Simple JSON data mapping in Python

Use Python properties to perform simple data mapping from JSON payloads to Python objects.

Over the last few weeks I've been working on integrating with a third-party electronic health records integration API. The low-fidelity summary is as follows:

  1. Accept an event as a JSON payload in an HTTP POST request
  2. Validate the event payload
  3. Deserialize into a Python object
  4. Perform business logic with that object

Because I want the deserialized events to have discoverable, typed attributes, I started with a simple @property decorator:

class SampleEvent:
  def __init__(self, json_dict):
    self._json = json_dict

  @property
  def first_name(self) -> str:
    return self._json["FirstLevel"]["SecondLevel"]["FirstName"]

Not bad. Then I encountered fields that might be present. Consider the scenario in which $.FirstLevel.SecondLevel.FirstName in the data model for this integration API is optionally present.
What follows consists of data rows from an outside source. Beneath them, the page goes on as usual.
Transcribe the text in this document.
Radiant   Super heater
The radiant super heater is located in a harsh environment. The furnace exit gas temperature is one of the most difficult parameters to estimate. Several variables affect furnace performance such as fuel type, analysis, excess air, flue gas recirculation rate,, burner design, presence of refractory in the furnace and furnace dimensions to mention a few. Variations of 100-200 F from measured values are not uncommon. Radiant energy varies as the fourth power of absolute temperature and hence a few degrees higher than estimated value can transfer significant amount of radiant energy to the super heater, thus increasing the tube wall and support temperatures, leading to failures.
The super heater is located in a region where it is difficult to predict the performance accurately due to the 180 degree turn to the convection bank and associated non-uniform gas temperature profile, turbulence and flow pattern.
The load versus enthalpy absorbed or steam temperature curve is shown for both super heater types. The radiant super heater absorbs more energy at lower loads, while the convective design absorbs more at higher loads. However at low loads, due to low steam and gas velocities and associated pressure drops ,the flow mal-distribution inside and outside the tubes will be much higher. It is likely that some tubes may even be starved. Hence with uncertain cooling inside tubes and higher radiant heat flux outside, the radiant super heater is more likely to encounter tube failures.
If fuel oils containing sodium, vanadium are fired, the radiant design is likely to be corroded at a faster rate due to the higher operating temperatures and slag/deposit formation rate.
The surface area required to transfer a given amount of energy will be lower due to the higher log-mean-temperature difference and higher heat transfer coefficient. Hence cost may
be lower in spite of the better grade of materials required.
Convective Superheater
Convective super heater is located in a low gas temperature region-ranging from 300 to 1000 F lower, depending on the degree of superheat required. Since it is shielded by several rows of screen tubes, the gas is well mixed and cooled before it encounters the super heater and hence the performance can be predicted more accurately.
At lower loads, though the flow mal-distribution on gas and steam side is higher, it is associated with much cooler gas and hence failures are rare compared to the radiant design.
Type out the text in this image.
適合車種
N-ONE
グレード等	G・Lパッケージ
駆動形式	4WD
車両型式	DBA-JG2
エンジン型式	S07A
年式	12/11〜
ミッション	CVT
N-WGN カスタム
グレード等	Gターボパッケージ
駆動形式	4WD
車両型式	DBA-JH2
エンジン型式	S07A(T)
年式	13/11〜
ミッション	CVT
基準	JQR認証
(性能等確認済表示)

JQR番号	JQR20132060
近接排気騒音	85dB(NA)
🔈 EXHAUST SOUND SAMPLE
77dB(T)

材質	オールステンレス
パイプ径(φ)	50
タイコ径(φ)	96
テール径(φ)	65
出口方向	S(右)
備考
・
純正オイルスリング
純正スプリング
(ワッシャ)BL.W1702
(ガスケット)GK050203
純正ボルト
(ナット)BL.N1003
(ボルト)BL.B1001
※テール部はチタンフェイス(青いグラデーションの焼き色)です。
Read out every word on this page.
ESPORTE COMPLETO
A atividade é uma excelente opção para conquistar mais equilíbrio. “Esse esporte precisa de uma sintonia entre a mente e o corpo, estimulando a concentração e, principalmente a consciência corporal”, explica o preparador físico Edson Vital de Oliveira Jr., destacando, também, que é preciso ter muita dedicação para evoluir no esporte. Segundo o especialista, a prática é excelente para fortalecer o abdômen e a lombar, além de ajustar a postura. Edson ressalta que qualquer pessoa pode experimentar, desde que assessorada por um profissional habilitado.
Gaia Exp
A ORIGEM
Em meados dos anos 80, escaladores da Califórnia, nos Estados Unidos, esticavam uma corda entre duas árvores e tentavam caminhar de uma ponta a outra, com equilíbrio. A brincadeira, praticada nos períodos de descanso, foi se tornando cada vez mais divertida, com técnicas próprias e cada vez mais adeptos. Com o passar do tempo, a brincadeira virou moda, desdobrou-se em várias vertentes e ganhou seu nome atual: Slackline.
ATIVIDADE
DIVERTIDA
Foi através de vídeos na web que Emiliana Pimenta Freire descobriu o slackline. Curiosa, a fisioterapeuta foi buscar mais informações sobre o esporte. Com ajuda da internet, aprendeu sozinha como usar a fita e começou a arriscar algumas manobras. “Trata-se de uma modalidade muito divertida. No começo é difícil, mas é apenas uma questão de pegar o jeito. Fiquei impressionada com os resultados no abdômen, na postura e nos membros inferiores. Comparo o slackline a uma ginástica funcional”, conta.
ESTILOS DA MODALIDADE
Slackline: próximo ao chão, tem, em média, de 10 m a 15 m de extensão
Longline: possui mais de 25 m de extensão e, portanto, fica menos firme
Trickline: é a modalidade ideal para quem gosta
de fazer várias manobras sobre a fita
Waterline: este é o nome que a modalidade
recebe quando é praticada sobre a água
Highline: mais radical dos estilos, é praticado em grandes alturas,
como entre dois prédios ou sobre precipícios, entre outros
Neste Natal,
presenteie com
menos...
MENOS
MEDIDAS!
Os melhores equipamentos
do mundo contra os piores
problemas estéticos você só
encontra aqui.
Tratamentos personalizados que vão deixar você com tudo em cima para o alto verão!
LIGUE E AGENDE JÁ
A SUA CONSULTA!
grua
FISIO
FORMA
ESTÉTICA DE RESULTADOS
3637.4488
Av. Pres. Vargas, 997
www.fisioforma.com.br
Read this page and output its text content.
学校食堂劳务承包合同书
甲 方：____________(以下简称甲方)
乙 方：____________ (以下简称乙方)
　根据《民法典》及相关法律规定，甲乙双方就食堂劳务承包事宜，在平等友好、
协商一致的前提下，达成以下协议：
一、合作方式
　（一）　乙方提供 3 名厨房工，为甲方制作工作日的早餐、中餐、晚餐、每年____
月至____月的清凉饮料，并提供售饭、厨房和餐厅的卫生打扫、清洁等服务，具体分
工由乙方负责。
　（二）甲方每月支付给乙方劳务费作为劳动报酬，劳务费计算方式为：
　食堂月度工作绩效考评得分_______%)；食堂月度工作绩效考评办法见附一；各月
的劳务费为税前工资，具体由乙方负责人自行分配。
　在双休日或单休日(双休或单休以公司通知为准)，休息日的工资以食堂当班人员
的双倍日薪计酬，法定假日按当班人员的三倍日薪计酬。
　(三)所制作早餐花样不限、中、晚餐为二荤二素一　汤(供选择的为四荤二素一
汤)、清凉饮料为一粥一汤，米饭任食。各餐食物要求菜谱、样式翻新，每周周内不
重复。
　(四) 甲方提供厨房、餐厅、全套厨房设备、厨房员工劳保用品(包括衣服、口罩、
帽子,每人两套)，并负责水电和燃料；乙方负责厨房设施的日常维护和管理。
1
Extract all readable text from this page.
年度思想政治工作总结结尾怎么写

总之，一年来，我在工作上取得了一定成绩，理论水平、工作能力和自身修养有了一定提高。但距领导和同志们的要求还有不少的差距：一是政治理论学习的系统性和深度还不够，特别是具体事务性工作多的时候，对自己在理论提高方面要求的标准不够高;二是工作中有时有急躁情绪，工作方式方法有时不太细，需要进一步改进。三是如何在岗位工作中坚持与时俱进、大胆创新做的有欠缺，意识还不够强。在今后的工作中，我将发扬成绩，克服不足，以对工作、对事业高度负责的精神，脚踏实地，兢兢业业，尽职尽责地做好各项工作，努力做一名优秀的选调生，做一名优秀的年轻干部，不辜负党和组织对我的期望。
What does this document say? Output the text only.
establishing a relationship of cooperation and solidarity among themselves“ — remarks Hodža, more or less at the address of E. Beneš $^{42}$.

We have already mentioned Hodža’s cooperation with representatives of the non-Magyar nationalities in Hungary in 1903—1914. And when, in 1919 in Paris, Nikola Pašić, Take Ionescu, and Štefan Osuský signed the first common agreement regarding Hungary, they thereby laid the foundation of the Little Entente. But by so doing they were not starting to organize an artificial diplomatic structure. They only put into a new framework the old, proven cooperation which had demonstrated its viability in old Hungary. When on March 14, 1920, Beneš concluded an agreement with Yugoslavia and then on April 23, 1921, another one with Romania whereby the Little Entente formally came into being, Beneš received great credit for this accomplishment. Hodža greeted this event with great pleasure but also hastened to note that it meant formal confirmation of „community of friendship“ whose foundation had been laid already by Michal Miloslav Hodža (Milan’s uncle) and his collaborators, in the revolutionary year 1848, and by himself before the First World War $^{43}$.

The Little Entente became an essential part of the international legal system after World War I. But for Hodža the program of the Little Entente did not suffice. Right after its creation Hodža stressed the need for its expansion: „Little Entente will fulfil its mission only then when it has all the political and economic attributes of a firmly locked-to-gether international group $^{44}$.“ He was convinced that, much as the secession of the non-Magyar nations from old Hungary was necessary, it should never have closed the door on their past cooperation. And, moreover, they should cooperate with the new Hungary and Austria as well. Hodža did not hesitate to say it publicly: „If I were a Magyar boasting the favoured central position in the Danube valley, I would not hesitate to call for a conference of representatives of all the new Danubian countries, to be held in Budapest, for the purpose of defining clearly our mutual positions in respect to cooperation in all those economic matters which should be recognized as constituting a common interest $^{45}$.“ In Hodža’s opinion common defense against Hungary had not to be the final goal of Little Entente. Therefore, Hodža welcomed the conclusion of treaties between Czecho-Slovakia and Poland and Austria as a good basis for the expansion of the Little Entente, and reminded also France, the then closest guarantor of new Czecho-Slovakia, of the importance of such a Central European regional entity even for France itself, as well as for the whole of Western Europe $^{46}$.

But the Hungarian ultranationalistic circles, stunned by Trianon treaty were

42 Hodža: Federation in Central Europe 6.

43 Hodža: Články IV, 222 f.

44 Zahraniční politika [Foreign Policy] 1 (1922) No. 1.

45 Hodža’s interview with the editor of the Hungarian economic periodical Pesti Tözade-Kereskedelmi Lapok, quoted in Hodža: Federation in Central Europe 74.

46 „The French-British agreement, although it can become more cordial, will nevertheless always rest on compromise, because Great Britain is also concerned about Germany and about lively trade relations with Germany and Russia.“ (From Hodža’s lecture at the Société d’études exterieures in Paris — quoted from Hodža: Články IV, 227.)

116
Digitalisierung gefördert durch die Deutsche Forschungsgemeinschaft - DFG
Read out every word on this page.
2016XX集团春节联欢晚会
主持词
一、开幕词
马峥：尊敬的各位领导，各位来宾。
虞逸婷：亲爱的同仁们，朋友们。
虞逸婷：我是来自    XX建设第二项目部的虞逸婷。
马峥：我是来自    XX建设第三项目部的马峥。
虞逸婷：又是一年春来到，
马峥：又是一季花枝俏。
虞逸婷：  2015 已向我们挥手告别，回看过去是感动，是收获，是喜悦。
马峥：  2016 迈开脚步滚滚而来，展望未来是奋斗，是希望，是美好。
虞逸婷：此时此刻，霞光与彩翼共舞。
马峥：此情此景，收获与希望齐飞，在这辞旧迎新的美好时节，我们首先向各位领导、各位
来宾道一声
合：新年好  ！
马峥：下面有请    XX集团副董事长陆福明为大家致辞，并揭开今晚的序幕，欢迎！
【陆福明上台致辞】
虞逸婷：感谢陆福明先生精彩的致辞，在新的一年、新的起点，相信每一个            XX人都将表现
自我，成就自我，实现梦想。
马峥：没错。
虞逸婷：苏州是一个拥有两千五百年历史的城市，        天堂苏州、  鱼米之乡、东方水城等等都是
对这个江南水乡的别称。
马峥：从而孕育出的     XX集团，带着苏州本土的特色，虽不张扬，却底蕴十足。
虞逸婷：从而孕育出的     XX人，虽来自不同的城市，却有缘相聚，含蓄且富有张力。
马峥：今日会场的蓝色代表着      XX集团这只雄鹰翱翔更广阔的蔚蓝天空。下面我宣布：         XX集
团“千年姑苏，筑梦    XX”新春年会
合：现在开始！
Here's one implementation:

class SampleEvent:
  def __init__(self, json_dict):
    self._json = json_dict

  @property
  def first_name(self) -> Optional[str]:
    return self._json["FirstLevel"]["SecondLevel"].get("FirstName")

Cool. And what if (as I encountered), one of the ancestors of FirstName is optional? Rather than chain a bunch of calls to getattr or have a massive if-block, we could do this:

class SampleEvent:
  def __init__(self, json_dict):
    self._json = json_dict

  @property
  def first_name(self) -> Optional[str]:
    try:
      return self._json["FirstLevel"]["SecondLevel"]["FirstName"]
    except (KeyError, TypeError):
      return None

It's not...the worst code I've seen. However, even if I can accept its verbosity, we have scores of properties like this. In addition, the mental mapping between our data provider's documentation using JSON paths (e.g. $.FirstLevel.SecondLevel.FirstName) and our Python implementation's arrays (e.g. self._json["FirstLevel"]["SecondLevel"]["FirstName"]) uses a cognitive cycle that I'd rather not expend.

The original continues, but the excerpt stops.